Thoughts of God grew few and far between in those weeks, and I did little to place myself in the space of communing with Him. Listening, praying, conversing and reading to keep the relationship moving along felt like hard work. At times, it started to feel just a bit too invasive and confronting. Life was cruising, and I was satisfied.

It was two weeks deep into my cosy sleeping routine, the growing disconnect from Him hit me front on. It was a chasm. Any comfort I’d experienced in those preceding weeks quickly placed me on its edge. My lamp got turned back on.

I lay in bed, my attitude jaded by the sudden disruption to my new routine, unable to sleep comfortable and satisfied as I recently had. It was too late for digging deep to get to the bottom of what was going on. But the disconnect was unbearable.

I asked Him what was going on.

Immediately I was delivered a vivid picture.

It felt relaxed, simple and warm. It was unambiguous and filled my mind, peacefully.

The picture saw Jesus facing me at a table, his arms outstretched. He was pleased, kind and trustworthy. I sat opposite him, nearby, but my back twisted away. I was preoccupied with something. My gaze was fixed, and amusement consumed my face.

As I awoke the next morning, the picture returned.

‘What was it that was so fascinating?’, I asked, feeling full as I digested the picture.

The image zoomed in; away from Him and onto the object on which my gaze fixed. A small grey dust-collecting, mantelpiece-type object sat in my lap. Fascinated, I looked at it from different angles. The ornament was an idol.

Driving to work, I’d held off asking my next question. I was a little too certain I’d get another piece of the puzzle quickly and wasn’t sure I was ready for a hefty revelation ten minutes before I started a bunch of colonoscopies. But it felt safe to ask. The disconnect was grating. So I ventured further.

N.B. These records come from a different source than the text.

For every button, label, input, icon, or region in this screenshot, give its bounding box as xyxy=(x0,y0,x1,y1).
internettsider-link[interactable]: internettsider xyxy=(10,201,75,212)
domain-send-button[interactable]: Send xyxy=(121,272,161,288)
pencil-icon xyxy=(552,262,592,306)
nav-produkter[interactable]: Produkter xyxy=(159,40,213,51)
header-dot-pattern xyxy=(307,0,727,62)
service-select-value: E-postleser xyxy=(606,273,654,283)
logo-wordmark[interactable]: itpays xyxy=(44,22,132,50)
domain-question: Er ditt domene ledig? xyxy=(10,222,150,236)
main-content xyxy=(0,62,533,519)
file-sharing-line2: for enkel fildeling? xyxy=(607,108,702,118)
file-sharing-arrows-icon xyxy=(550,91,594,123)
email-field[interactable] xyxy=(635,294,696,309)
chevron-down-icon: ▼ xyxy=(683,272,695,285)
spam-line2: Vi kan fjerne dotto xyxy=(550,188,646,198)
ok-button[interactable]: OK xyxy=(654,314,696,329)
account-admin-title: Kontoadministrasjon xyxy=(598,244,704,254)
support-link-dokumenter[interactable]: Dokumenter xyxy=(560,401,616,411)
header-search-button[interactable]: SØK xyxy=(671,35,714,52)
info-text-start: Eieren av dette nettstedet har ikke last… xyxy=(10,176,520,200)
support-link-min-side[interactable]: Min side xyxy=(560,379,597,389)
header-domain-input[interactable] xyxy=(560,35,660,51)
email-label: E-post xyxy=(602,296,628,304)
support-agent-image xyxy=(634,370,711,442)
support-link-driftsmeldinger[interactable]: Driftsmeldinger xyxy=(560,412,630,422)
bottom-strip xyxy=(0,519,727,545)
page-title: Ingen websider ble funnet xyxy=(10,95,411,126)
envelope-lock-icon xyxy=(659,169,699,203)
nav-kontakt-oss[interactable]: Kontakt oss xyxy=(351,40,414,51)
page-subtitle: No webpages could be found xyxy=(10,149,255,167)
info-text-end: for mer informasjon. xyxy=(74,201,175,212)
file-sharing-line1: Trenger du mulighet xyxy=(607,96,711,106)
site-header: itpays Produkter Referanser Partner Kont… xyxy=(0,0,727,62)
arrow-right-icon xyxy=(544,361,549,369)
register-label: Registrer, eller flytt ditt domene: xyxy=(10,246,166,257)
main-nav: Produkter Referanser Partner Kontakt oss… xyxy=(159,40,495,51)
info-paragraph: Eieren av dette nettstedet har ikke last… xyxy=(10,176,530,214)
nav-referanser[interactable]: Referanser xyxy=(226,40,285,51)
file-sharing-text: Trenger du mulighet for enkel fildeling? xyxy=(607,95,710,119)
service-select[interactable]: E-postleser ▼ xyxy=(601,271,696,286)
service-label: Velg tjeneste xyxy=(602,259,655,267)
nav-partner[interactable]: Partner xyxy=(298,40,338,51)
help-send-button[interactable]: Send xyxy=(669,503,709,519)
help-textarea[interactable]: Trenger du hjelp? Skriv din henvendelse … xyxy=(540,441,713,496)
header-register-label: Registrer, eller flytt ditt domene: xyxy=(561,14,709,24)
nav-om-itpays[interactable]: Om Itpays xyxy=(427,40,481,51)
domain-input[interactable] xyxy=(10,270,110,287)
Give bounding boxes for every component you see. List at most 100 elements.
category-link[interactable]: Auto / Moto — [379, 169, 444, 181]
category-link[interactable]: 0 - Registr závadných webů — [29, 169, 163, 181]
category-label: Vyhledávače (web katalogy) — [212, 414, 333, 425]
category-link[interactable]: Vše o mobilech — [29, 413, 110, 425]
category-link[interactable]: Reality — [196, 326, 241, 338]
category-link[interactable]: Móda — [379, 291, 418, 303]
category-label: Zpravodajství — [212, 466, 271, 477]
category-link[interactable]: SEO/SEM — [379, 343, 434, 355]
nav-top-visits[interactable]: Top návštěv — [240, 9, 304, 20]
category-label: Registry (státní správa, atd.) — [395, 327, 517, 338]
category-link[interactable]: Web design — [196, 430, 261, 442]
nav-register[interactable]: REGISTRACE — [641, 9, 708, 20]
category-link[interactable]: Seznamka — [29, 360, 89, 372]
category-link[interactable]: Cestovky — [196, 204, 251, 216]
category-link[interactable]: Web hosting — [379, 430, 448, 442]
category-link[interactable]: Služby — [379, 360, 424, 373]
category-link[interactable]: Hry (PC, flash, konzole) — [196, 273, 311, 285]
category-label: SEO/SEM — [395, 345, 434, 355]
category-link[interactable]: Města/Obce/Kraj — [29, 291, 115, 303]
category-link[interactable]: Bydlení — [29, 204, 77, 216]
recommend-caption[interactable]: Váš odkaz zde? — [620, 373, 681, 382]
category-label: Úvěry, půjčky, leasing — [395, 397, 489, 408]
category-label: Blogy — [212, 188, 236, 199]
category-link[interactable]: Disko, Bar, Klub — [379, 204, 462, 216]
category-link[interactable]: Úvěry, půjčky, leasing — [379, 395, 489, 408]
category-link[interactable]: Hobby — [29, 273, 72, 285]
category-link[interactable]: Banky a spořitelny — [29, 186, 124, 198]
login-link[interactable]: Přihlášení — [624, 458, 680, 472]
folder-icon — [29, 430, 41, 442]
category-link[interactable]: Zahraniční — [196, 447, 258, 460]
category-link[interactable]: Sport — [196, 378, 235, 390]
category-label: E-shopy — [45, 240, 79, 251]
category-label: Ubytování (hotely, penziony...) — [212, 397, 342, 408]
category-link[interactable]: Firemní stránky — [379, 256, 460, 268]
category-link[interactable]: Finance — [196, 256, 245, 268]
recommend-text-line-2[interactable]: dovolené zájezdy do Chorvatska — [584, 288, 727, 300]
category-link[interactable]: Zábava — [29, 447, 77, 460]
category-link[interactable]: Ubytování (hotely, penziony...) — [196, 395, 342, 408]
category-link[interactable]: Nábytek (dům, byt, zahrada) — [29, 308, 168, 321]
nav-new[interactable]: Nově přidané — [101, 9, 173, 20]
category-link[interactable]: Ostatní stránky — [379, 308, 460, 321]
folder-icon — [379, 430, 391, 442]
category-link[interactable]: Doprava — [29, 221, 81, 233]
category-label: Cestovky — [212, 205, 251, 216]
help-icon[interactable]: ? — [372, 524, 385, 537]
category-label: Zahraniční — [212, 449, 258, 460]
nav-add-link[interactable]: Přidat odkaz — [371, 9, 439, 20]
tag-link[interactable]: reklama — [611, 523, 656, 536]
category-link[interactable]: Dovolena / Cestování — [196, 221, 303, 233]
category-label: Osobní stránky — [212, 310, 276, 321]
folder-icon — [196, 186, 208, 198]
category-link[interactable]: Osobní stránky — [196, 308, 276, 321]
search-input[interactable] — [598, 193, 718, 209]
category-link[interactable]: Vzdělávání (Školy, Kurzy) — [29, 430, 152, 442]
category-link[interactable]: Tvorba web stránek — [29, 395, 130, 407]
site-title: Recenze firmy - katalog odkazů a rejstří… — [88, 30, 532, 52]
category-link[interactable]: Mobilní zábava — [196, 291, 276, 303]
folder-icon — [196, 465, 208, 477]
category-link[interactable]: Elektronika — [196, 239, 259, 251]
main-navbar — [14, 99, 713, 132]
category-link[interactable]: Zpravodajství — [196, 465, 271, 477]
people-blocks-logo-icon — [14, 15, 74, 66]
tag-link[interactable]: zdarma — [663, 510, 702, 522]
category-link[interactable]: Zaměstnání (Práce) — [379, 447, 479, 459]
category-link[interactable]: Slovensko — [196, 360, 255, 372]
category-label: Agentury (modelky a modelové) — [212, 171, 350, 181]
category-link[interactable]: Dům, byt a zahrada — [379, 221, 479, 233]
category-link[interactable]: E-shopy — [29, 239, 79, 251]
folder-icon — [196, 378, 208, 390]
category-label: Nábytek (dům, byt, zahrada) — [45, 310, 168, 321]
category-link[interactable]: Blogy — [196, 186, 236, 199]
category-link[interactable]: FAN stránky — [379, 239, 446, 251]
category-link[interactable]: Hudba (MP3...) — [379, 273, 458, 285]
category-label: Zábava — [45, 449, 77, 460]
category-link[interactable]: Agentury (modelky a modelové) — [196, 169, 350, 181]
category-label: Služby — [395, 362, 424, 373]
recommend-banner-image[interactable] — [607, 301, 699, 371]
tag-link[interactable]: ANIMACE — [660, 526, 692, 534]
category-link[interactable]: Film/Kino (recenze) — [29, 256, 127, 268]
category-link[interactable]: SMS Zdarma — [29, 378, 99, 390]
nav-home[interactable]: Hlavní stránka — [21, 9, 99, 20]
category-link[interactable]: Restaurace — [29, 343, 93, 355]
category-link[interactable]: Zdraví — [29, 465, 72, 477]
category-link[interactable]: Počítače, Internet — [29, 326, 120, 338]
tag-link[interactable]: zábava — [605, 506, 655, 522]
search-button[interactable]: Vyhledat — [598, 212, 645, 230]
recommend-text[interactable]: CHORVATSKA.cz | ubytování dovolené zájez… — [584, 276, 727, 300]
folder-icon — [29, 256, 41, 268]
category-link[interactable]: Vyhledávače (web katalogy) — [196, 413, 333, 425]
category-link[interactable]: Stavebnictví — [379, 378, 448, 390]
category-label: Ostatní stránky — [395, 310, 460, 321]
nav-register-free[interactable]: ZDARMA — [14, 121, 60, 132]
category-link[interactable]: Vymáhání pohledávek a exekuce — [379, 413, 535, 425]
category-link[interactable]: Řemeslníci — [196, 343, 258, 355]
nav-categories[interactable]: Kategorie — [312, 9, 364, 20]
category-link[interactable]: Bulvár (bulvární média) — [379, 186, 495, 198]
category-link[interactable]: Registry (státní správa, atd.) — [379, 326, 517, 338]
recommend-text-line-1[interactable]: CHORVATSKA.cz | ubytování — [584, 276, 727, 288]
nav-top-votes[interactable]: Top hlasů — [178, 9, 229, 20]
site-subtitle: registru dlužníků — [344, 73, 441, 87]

‘God, what’s that idol looking thing?’

‘That relationship’.

He answered at the same time I asked. And I knew.

‘Remember your first love’, His warm and kind face front of me. Memories of the personal knowledge of His hope, His provision, His sacrifice, His grounding and His forgiveness surrounded me. I knew of a jealous passion.

“It is for freedom that Christ has set us free. Stand firm, then, and do not let yourselves be burdened again by a yoke of slavery.”

Galatians 5:1

With six minutes to spare, I recognised what He’d already accomplished on the cross: complete and constant union with Himself. The relationship I’d crowned capable of bringing satisfaction needed to be put back on the mantelpiece, its function a gift to complement and be enjoyed. Nothing could compete with Jesus; nothing could wholly satisfy. The chasm was closed.

What replaced the chasm was a peaceful freedom to chose Jesus. It engulfed me. I felt free to read a favourite devotion, free to not; free to pray, free to not; free reflect and listen, free to not. Free from regime or quotas. But free to enjoy the abundant and unhindered connection with a God that gave it all, so that communing with Him led to the only true satisfaction around.

When I turned to look at His face, the choice was easy.